3. Since you prefer low-risk investment, you can choose Huaxia Return or Huaxia Return No.2 under Huaxia Fund Company, and then set the dividend method as "dividend reinvestment". Huaxia Return and Huaxia Return No.2 are hybrid funds with higher risks than bond funds and money market funds, but lower risks than equity funds and index funds. It aims at absolute return and pays dividends as long as it reaches the standard. My mother bought this a long time ago, and the dividend is 10 times, which is very good.

4. The advantage of fixed fund investment is to spread risks, so it is appropriate to start fixed investment at any time. In addition, no matter whether the market is up or down, as long as the market is still changing, there will be opportunities. Good stocks can also make money in bad markets, and bad stocks will still lose money in bull markets, so don't care too much about the market trend and stick to fixed investment.

About the handling fee for the fixed investment of Jianxin Fund;

The handling fee of each fund may be different, and the fees charged by different banks are different, so I can't tell you exactly how much, but you can go to any fund website to check the handling fee of this fund and then check the online banking discount of your bank. In addition, when selling, that is, when redeeming, the handling fee will also be deducted, so the fund is a product held for a long time and is not suitable for day trading. You are not easy to calculate, because when you purchase, it is not the net value at that time, but the net value on the second day after submission. What I see online is mainly your share. Actually, you don't need to care so much. Fixed investment is generally an easy way to manage money. If you pay too much attention, you will inevitably think about buying and selling, which is actually not good. Fixed investment means that you don't have to worry after buying it, and you can deduct it every month. As long as you think the fund you chose before is not bad. You can focus on other things.

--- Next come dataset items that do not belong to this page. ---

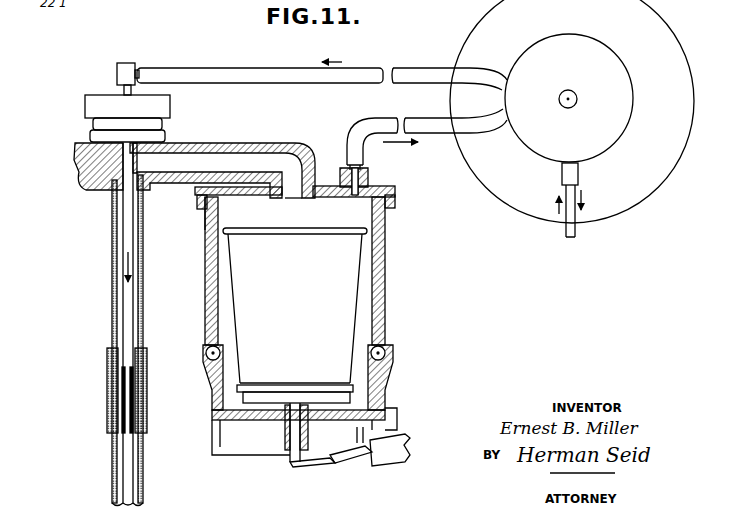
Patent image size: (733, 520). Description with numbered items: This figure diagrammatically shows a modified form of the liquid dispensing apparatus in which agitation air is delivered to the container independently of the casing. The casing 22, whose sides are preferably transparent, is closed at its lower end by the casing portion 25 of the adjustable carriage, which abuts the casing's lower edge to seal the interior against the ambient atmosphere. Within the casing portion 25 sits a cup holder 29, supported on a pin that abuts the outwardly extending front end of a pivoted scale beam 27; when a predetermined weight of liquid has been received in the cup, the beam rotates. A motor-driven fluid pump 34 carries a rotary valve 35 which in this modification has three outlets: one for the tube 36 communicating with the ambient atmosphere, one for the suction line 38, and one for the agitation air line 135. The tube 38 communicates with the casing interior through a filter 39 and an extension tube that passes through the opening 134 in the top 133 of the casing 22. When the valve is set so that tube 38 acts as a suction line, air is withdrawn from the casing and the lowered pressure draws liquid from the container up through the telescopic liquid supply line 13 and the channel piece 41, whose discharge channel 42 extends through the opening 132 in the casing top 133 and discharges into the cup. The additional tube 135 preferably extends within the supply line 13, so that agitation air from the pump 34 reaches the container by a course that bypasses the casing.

The liquid supply line 13 is at (148, 480).
The casing 22 is at (385, 266).
The casing portion 25 is at (393, 363).
The scale beam 27 is at (398, 456).
The cup holder 29 is at (352, 396).
The fluid pump 34 is at (640, 0).
The rotary valve 35 is at (569, 37).
The tube 36 is at (580, 235).
The tube 38 is at (437, 130).
The filter 39 is at (86, 106).
The channel piece 41 is at (250, 144).
The discharge channel 42 is at (292, 186).
The opening 132 is at (270, 196).
The top of casing 133 is at (207, 218).
The opening 134 is at (352, 186).
The tube 135 is at (197, 75).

Scheduled opening hours of CCB Fund:

1. Bring your ID card and bank card to the counter of CCB, sign the Fixed Investment Agreement (select the fund to invest in, the monthly fixed investment amount and the deduction date), and start fixed investment.

Second, first open "online banking" in CCB, and you can choose the online operation mode.

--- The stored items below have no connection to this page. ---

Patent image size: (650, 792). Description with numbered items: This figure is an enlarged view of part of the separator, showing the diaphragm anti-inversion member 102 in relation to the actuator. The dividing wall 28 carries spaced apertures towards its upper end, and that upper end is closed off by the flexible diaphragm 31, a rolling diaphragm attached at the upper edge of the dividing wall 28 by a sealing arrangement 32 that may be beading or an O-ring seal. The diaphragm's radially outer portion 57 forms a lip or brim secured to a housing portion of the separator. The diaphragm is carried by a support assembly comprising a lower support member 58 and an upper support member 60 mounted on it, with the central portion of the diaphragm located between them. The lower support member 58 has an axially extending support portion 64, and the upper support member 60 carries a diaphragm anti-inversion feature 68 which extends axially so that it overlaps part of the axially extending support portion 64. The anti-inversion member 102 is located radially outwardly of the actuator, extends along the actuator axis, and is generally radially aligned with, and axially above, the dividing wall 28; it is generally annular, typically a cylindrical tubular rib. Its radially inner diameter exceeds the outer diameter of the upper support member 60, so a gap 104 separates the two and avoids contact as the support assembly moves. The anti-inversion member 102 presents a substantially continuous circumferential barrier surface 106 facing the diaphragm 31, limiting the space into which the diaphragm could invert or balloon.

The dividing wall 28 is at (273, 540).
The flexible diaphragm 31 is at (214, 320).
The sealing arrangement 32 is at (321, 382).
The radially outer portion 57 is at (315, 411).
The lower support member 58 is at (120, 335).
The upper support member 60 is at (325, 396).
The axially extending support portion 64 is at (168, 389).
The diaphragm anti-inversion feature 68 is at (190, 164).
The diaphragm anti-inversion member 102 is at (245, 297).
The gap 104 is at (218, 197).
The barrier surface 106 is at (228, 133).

1. Log in to the "online banking" of the bank, enter the "personal banking", register the fund account, and select the investment and fund (fill in the fixed investment amount and deduction date). Open a fixed investment.

2. Log on to the fund website, register the fund account, select the investment, select the fund (fill in the fixed investment amount and deduction date), and open the fixed investment. (The registered capital account will involve ID number, bank card number and self-designed password. )

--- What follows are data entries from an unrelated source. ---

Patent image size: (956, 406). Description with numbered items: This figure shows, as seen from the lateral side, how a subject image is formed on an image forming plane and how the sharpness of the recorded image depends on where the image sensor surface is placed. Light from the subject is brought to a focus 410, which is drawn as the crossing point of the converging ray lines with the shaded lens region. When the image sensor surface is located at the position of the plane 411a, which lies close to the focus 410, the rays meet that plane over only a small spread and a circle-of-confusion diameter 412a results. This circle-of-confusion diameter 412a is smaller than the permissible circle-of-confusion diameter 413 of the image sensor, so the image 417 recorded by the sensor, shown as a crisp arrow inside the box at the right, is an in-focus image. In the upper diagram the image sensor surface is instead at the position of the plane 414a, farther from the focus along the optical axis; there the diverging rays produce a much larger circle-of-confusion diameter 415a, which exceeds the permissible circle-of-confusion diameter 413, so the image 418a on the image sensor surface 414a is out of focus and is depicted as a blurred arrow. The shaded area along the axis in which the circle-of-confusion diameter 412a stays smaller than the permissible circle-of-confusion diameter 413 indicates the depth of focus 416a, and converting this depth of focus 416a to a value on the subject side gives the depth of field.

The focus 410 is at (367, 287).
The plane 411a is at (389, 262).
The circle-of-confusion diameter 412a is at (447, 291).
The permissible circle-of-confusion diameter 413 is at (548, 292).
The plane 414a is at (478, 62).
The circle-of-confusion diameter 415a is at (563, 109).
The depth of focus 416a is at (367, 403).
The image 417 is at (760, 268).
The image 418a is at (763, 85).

The bank's "fixed investment" business is an internationally accepted fund financing method similar to the bank's zero deposit and lump sum withdrawal, and it is a financing method of purchasing a certain fund product at the same time interval and the same amount. The biggest advantage of fixed investment is that it can average the investment cost, because the way of fixed investment is to buy a fixed amount of funds regularly no matter how the market fluctuates. When the net value of the fund rises, the number of stocks bought is small; When the net value of the fund goes down, buy more shares, that is, automatically form an investment method of lightening positions on rallies and overweight on dips. Active funds are greatly influenced by fund managers. At present, domestic active funds.